Dental anksiyetenin kimi önlemler ile önlenebileceğinin altını çizen Dt. Nurgül Demir o tedbirleri şu biçimde sıraladı;
1-Çocukların yanında diş tedavilerine karşı ön yargı oluşturabilecek ve diş tabibi ile şimdi tanışmadan, başlarında, diş tabibini öykülerinin berbat kahramanı olarak çizmelerine sebep olabilecek konuşmalardan kaçınılmalıdır. Buna ek olarak çocuklara diş muayenesi yahut tedavisi öncesinde ‘ağrı hissetmeyeceksin, dişin hiç acımayacak, sinek ısırır üzere olup çabucak geçecek’ üzere hazırlayıcı olduğu düşünülerek sarf edilen ‘negatif’ sözcükler, çocuklarda ‘dental anksiyeteye sebep olabilecek’ şartlandırmalardır. Birinci diş muayenesi tecrübesinde, tüm denetim çocuk diş doktoruna bırakılmalıdır.
2-Çocuklarda rutin diş muayenelerinin bebeklik periyodunda birinci süt dişleri çıkmaya başladığı andan itibaren yapılmaya başlanması, ağız hijyeni alışkanlıklarının devamlılığı için kaide olmakla birlikte; çocuğun sistemli denetimlerle diş tabibine ve muayene koltuğuna alışması ileride oluşabilecek bir diş tabibi fobisinin önüne geçilebilmesi açısından da büyük kıymet taşır.
3-Bebeklerin birinci süt dişlerinin çıkmaya başladığı birinci 12 aylık periyotta, çocuk diş tabibi denetimlerine başlanmalı, bebeğin çürük riski belirlenerek; ebeveynler, bebeğin ağız hijyeninin devamlılığının sağlanması konusunda bilgilendirilmelidir.

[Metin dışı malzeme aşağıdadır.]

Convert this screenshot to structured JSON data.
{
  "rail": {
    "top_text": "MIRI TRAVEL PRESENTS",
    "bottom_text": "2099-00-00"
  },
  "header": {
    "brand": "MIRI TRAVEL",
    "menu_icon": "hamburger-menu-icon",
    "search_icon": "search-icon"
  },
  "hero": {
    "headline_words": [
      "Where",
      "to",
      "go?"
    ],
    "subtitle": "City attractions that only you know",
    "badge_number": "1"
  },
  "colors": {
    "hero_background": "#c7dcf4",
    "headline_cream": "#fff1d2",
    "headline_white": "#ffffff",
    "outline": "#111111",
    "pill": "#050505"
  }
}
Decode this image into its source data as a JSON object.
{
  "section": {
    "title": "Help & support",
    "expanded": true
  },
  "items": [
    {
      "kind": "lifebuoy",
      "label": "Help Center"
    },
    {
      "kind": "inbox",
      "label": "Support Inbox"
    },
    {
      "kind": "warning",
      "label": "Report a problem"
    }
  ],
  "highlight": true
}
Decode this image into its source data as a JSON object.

Ağız sıhhatinin idame ettirilebilmesi için, bebeğin diyet programında şeker içeren sıvı ve katı besinlerden kaçınılmalıdır.

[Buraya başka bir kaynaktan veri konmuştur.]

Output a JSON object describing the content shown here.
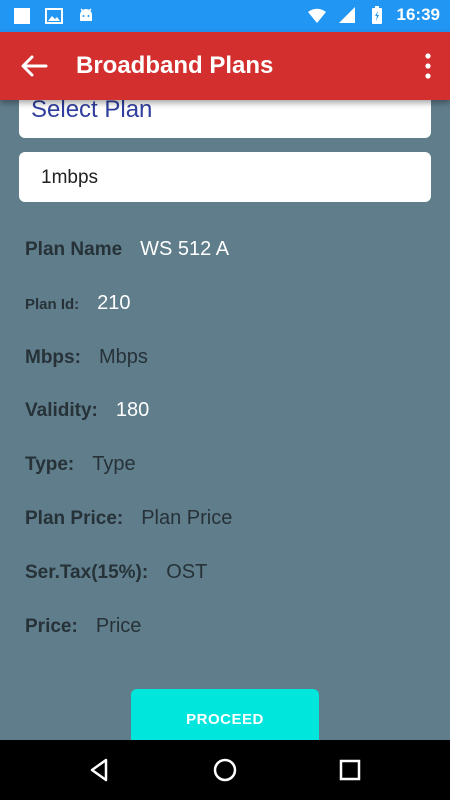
{
  "status_bar": {
    "time": "16:39",
    "left_icons": [
      "square-icon",
      "image-icon",
      "android-icon"
    ],
    "right_icons": [
      "wifi-icon",
      "signal-icon",
      "battery-icon"
    ]
  },
  "app_bar": {
    "title": "Broadband Plans",
    "back_icon": "back-arrow-icon",
    "menu_icon": "more-vert-icon",
    "color": "#d32f2f"
  },
  "select_plan": {
    "label": "Select Plan"
  },
  "speed_field": {
    "value": "1mbps"
  },
  "details": {
    "plan_name": {
      "label": "Plan Name",
      "value": "WS 512 A"
    },
    "plan_id": {
      "label": "Plan Id:",
      "value": "210"
    },
    "mbps": {
      "label": "Mbps:",
      "value": "Mbps"
    },
    "validity": {
      "label": "Validity:",
      "value": "180"
    },
    "type": {
      "label": "Type:",
      "value": "Type"
    },
    "plan_price": {
      "label": "Plan Price:",
      "value": "Plan Price"
    },
    "ser_tax": {
      "label": "Ser.Tax(15%):",
      "value": "OST"
    },
    "price": {
      "label": "Price:",
      "value": "Price"
    }
  },
  "proceed": {
    "label": "PROCEED",
    "color": "#00e5dc"
  },
  "background_color": "#607d8b",
  "status_bar_color": "#2196f3"
}
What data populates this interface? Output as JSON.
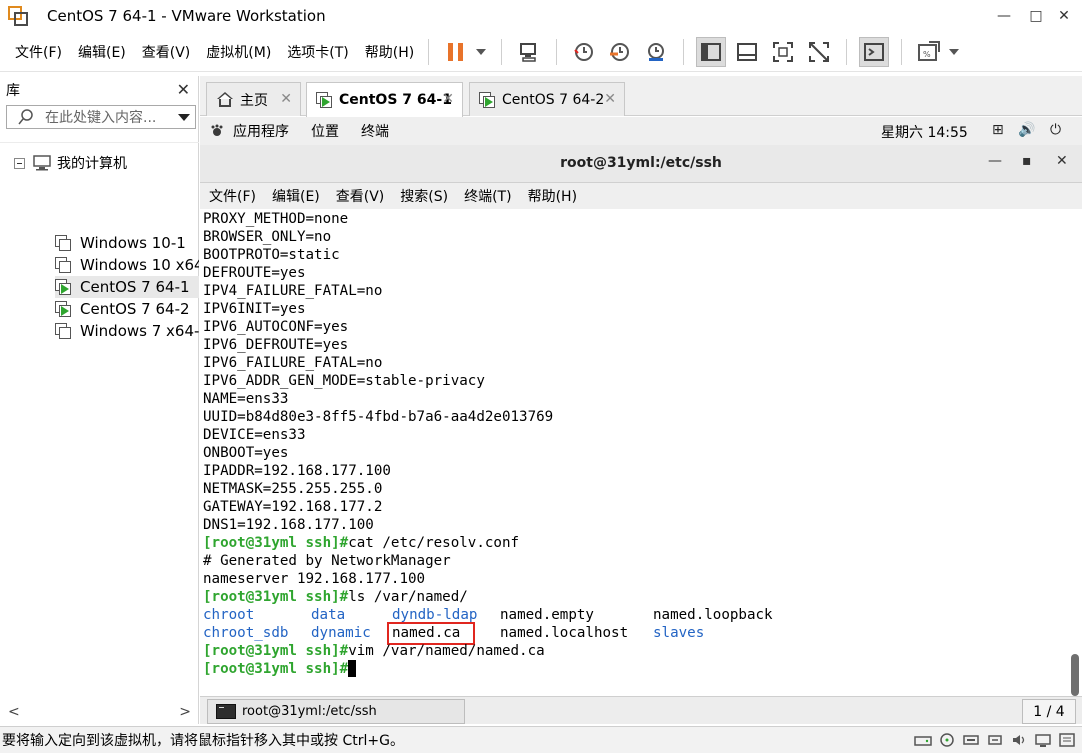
{
  "window": {
    "title": "CentOS 7 64-1 - VMware Workstation",
    "minimize": "—",
    "maximize": "□",
    "close": "✕"
  },
  "menu": {
    "items": [
      "文件(F)",
      "编辑(E)",
      "查看(V)",
      "虚拟机(M)",
      "选项卡(T)",
      "帮助(H)"
    ]
  },
  "library": {
    "title": "库",
    "close": "✕",
    "search_placeholder": "在此处键入内容...",
    "root": "我的计算机",
    "vms": [
      "Windows 10-1",
      "Windows 10 x64",
      "CentOS 7 64-1",
      "CentOS 7 64-2",
      "Windows 7 x64-"
    ],
    "scroll_left": "<",
    "scroll_right": ">"
  },
  "tabs": [
    {
      "label": "主页"
    },
    {
      "label": "CentOS 7 64-1"
    },
    {
      "label": "CentOS 7 64-2"
    }
  ],
  "tab_close": "✕",
  "gnome": {
    "apps": "应用程序",
    "places": "位置",
    "terminal": "终端",
    "clock": "星期六 14:55",
    "tray": [
      "⊞",
      "🔊",
      "⏻"
    ]
  },
  "terminal_window": {
    "title": "root@31yml:/etc/ssh",
    "minimize": "—",
    "maximize": "▪",
    "close": "✕",
    "menu": [
      "文件(F)",
      "编辑(E)",
      "查看(V)",
      "搜索(S)",
      "终端(T)",
      "帮助(H)"
    ]
  },
  "terminal": {
    "lines": [
      "PROXY_METHOD=none",
      "BROWSER_ONLY=no",
      "BOOTPROTO=static",
      "DEFROUTE=yes",
      "IPV4_FAILURE_FATAL=no",
      "IPV6INIT=yes",
      "IPV6_AUTOCONF=yes",
      "IPV6_DEFROUTE=yes",
      "IPV6_FAILURE_FATAL=no",
      "IPV6_ADDR_GEN_MODE=stable-privacy",
      "NAME=ens33",
      "UUID=b84d80e3-8ff5-4fbd-b7a6-aa4d2e013769",
      "DEVICE=ens33",
      "ONBOOT=yes",
      "IPADDR=192.168.177.100",
      "NETMASK=255.255.255.0",
      "GATEWAY=192.168.177.2",
      "DNS1=192.168.177.100"
    ],
    "prompt": "[root@31yml ssh]#",
    "cmd_cat": "cat /etc/resolv.conf",
    "out_generated": "# Generated by NetworkManager",
    "out_nameserver": "nameserver 192.168.177.100",
    "cmd_ls": "ls /var/named/",
    "ls_row1": [
      "chroot",
      "data",
      "dyndb-ldap",
      "named.empty",
      "named.loopback"
    ],
    "ls_row2": [
      "chroot_sdb",
      "dynamic",
      "named.ca",
      "named.localhost",
      "slaves"
    ],
    "cmd_vim": "vim /var/named/named.ca"
  },
  "taskbar": {
    "item": "root@31yml:/etc/ssh",
    "pager": "1 / 4"
  },
  "status": {
    "text": "要将输入定向到该虚拟机，请将鼠标指针移入其中或按 Ctrl+G。"
  },
  "colors": {
    "prompt": "#2fa52f",
    "dir": "#2364c4",
    "highlight": "#e0261f",
    "pause": "#e8732a"
  }
}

4-Çocuklara, günde 2 sefer ve çocuğun yaşı için önerilen ölçüde diş macunu kullanarak, diş fırçalama alışkanlığı kazandırılmalıdır. Florün diş yüzeyi ile direk temasının, kollayıcı tesirini arttırdığı bilinmektedir ve bu nedenle diş fırçalamanın ebeveyn denetiminde ve yanlışsız teknikle yapılması kıymet taşımaktadır.

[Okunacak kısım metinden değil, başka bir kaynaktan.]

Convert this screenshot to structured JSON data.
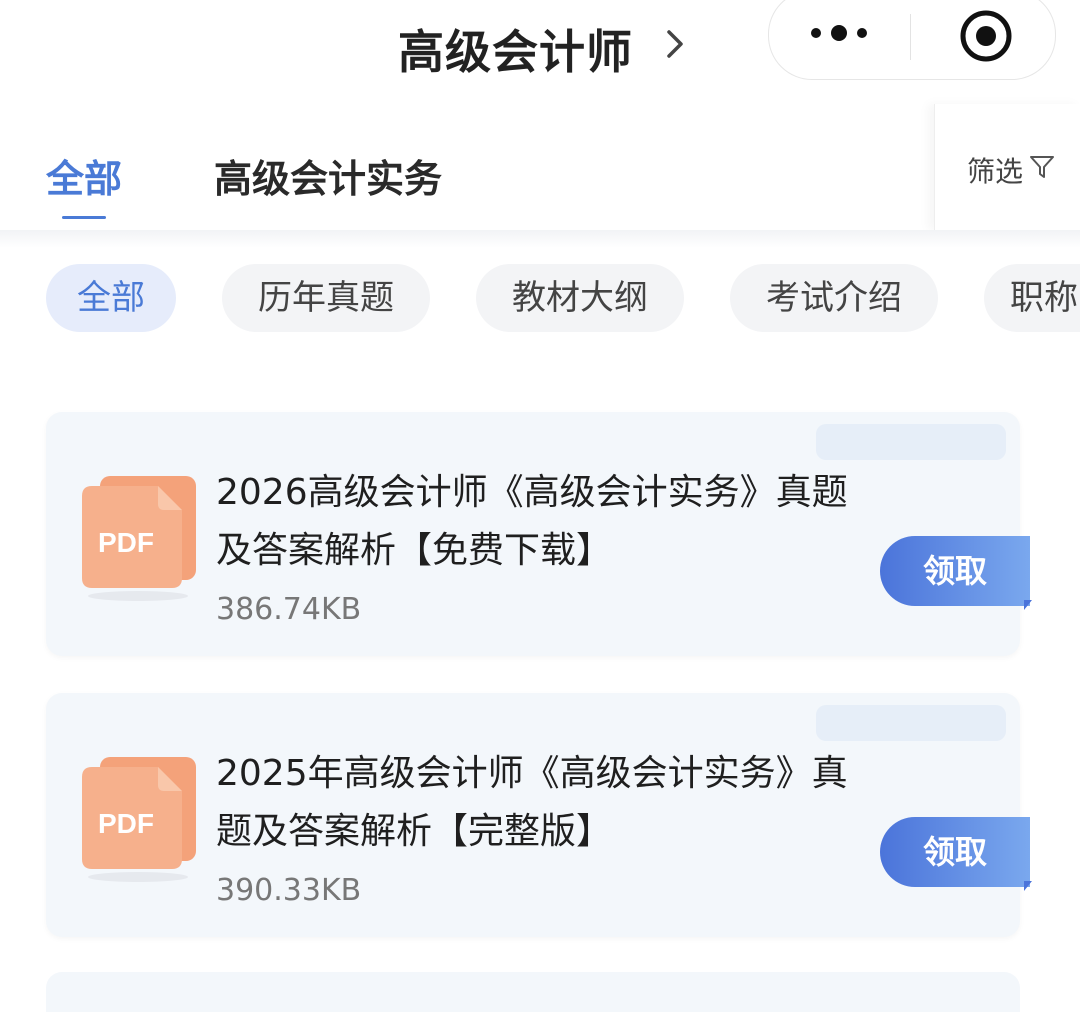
{
  "header": {
    "title": "高级会计师"
  },
  "tabs": [
    {
      "label": "全部",
      "active": true
    },
    {
      "label": "高级会计实务",
      "active": false
    }
  ],
  "filter": {
    "label": "筛选"
  },
  "chips": [
    {
      "label": "全部",
      "active": true
    },
    {
      "label": "历年真题",
      "active": false
    },
    {
      "label": "教材大纲",
      "active": false
    },
    {
      "label": "考试介绍",
      "active": false
    },
    {
      "label": "职称",
      "active": false
    }
  ],
  "documents": [
    {
      "title": "2026高级会计师《高级会计实务》真题及答案解析【免费下载】",
      "size": "386.74KB",
      "icon_label": "PDF",
      "button_label": "领取"
    },
    {
      "title": "2025年高级会计师《高级会计实务》真题及答案解析【完整版】",
      "size": "390.33KB",
      "icon_label": "PDF",
      "button_label": "领取"
    }
  ],
  "colors": {
    "accent": "#4a7ad6",
    "card_bg": "#f3f7fb",
    "pdf_orange": "#f39a6b"
  }
}
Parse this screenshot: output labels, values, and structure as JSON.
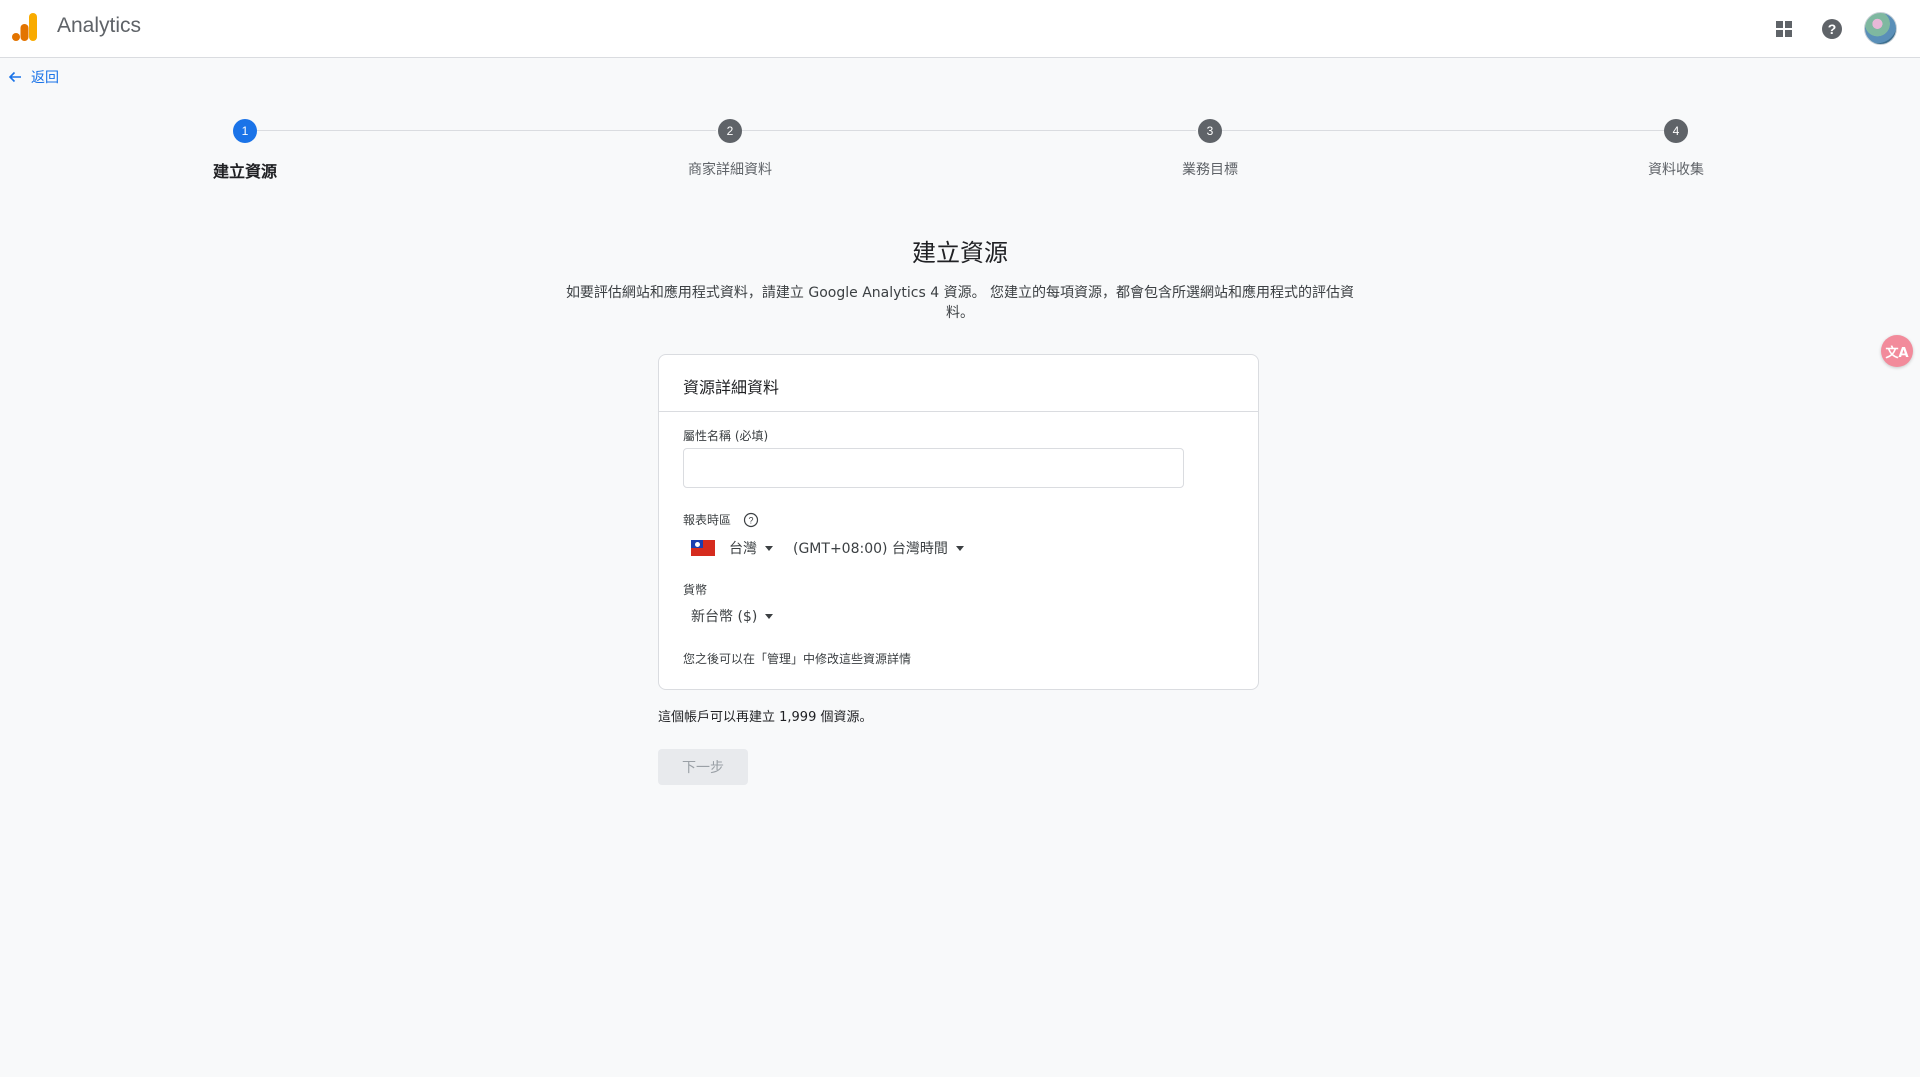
{
  "app": {
    "title": "Analytics"
  },
  "nav": {
    "back_label": "返回"
  },
  "stepper": {
    "steps": [
      {
        "number": "1",
        "label": "建立資源",
        "state": "active"
      },
      {
        "number": "2",
        "label": "商家詳細資料",
        "state": "inactive"
      },
      {
        "number": "3",
        "label": "業務目標",
        "state": "inactive"
      },
      {
        "number": "4",
        "label": "資料收集",
        "state": "inactive"
      }
    ]
  },
  "page": {
    "heading": "建立資源",
    "description": "如要評估網站和應用程式資料，請建立 Google Analytics 4 資源。 您建立的每項資源，都會包含所選網站和應用程式的評估資料。"
  },
  "card": {
    "title": "資源詳細資料",
    "property_name_label": "屬性名稱 (必填)",
    "property_name_value": "",
    "timezone_label": "報表時區",
    "country_value": "台灣",
    "timezone_value": "(GMT+08:00) 台灣時間",
    "currency_label": "貨幣",
    "currency_value": "新台幣 ($)",
    "note": "您之後可以在「管理」中修改這些資源詳情"
  },
  "quota_text": "這個帳戶可以再建立 1,999 個資源。",
  "next_button_label": "下一步",
  "translate_fab_label": "文A",
  "icons": {
    "logo": "analytics-logo-icon",
    "apps": "apps-grid-icon",
    "help": "help-icon",
    "back": "arrow-back-icon",
    "flag": "taiwan-flag-icon",
    "translate": "translate-icon"
  },
  "colors": {
    "accent": "#1a73e8",
    "logo_orange": "#f9ab00",
    "logo_dark_orange": "#e37400",
    "disabled_button": "#e8eaed"
  }
}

5-Profesyonel kullanım için üretilen flor preparatlarının yılda 2 sefer çocuk diş tabibi tarafından uygulanması, çürük oluşumuna karşı dişleri korur. Minimal invaziv çocuk diş hekimliği dediğimiz tedavi ideolojisinde hedef, çürüğün erken teşhisinde, çürüğe sebep olan etkenlerin ortadan kaldırılarak, ilerlemesine pürüz olmayı ve ‘gerekli’ durumlarda dişlerin ileri seviye tedavilerinin yapılmasıdır. Böylelikle ‘diş dokusunun korunarak’ ve ‘dişlerin aletlerle temizlenerek tedavi edilmesine gerek kalmadan’ çürüklerin ilerlemesini engellenmesi ve planlanan hami tedavilerle oluşabilecek yeni çürüklerin de önüne geçmesi hedeflenir.